Financing-as-a-Service-Plattformen ermöglichen allen Teilnehmern einen transparenten Blick auf die angeschlossenen Institute, damit jeder das Passende für sich findet. Außerdem böte ein solcher Marktplatz allen teilnehmenden Banken die Chance, die Reichweite ihrer Firmenkundenangebote zum Beispiel auch auf freie Finanzvermittler auszudehnen. Im gewerblichen Finanzierungsgeschäft ist für diese heute noch viel manuelle Tätigkeit erforderlich, deutlich mehr als sie es über die etablierten Plattformen im Baufinanzierungsgeschäft gewohnt sind.
Solche Erwägungen waren das Motiv für den Erwerb der bereits etablierten KMU-Finanzierungsplattform FinCompare durch die genossenschaftliche FinanzGruppe. Das Portal bietet Finanzvermittlern, Bankberatern und mittelständischen Firmenkunden künftig einen intuitiven Zugang zu einer Vielzahl unterschiedlicher Finanzierungsangebote. Genossenschaftsinstitute können dabei sowohl als Nachfrager wie als Anbieter auftreten. Und weil die Plattform nach wie vor als offener Marktplatz eigenständig weiterbetrieben wird, können auch Sparkassen und andere verbundfremde Geldhäuser hier gleichermaßen aktiv werden, entscheidend ist ein marktgängiges Angebot. Somit profitieren alle Firmenkunden von einer deutlich breiteren Angebotspalette.
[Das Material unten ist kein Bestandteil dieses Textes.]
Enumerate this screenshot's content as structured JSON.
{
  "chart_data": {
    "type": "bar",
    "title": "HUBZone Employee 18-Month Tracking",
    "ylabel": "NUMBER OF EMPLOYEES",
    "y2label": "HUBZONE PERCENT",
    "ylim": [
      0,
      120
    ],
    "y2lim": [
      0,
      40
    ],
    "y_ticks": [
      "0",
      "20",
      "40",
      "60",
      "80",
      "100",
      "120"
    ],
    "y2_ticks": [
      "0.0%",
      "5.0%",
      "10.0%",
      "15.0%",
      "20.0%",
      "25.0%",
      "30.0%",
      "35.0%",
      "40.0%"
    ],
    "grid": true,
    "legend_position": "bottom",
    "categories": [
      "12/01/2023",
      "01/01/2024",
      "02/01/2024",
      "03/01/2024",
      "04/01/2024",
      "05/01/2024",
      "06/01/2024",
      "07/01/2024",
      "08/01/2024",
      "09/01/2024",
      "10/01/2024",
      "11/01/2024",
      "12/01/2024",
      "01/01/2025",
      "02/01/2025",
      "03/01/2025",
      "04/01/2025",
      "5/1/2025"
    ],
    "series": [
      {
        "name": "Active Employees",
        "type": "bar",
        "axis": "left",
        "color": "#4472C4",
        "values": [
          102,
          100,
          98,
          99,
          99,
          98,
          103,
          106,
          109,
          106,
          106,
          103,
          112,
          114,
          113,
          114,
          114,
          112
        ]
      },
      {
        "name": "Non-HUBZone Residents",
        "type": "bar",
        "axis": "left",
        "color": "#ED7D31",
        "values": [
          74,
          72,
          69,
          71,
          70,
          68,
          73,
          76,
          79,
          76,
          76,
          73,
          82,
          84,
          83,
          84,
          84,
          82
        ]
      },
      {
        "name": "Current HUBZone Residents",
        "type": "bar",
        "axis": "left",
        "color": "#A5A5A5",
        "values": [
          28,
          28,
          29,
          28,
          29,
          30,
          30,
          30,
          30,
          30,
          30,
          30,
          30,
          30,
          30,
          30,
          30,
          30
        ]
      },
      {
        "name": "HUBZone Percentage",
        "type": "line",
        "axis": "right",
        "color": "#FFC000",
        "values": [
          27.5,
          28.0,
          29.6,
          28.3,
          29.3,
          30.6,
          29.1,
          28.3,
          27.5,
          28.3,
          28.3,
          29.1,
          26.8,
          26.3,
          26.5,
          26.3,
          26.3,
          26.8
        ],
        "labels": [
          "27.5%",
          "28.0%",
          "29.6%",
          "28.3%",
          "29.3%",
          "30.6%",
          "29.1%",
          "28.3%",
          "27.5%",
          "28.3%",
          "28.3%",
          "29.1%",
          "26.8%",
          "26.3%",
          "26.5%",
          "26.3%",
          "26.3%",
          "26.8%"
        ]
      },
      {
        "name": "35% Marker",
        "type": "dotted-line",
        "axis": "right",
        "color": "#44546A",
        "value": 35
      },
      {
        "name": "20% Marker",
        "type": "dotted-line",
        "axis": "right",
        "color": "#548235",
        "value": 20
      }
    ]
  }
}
Digitalisierungsimpuls für den genossenschaftlichen Omnikanal
Neben dem verbreiterten Angebotsspektrum soll die Plattform den Finanzierungsprozess vor allem auch beschleunigen und vereinfachen – idealerweise mit einer durchgängig automatisierten Ende-zu-Ende-Bearbeitung. Deshalb ist die nahtlose Anbindung des API-first-Ansatzes an die genossenschaftliche Omnikanal-Plattform unabdingbar.
Zugleich aber müssen die firmenkundenspezifischen Abläufe im Omnikanal so umgestaltet und weiterentwickelt werden, dass sie den Anforderungen einer Echtzeitinteraktion mit dem KMU-Portal gerecht werden können. Damit erweist sich die Integration in die (genossenschaftliche) Plattformökonomie als ein wichtiger Digitalisierungsimpuls, der die Betreuungsqualität – und damit die Wettbewerbsfähigkeit – nachhaltig verbessern wird.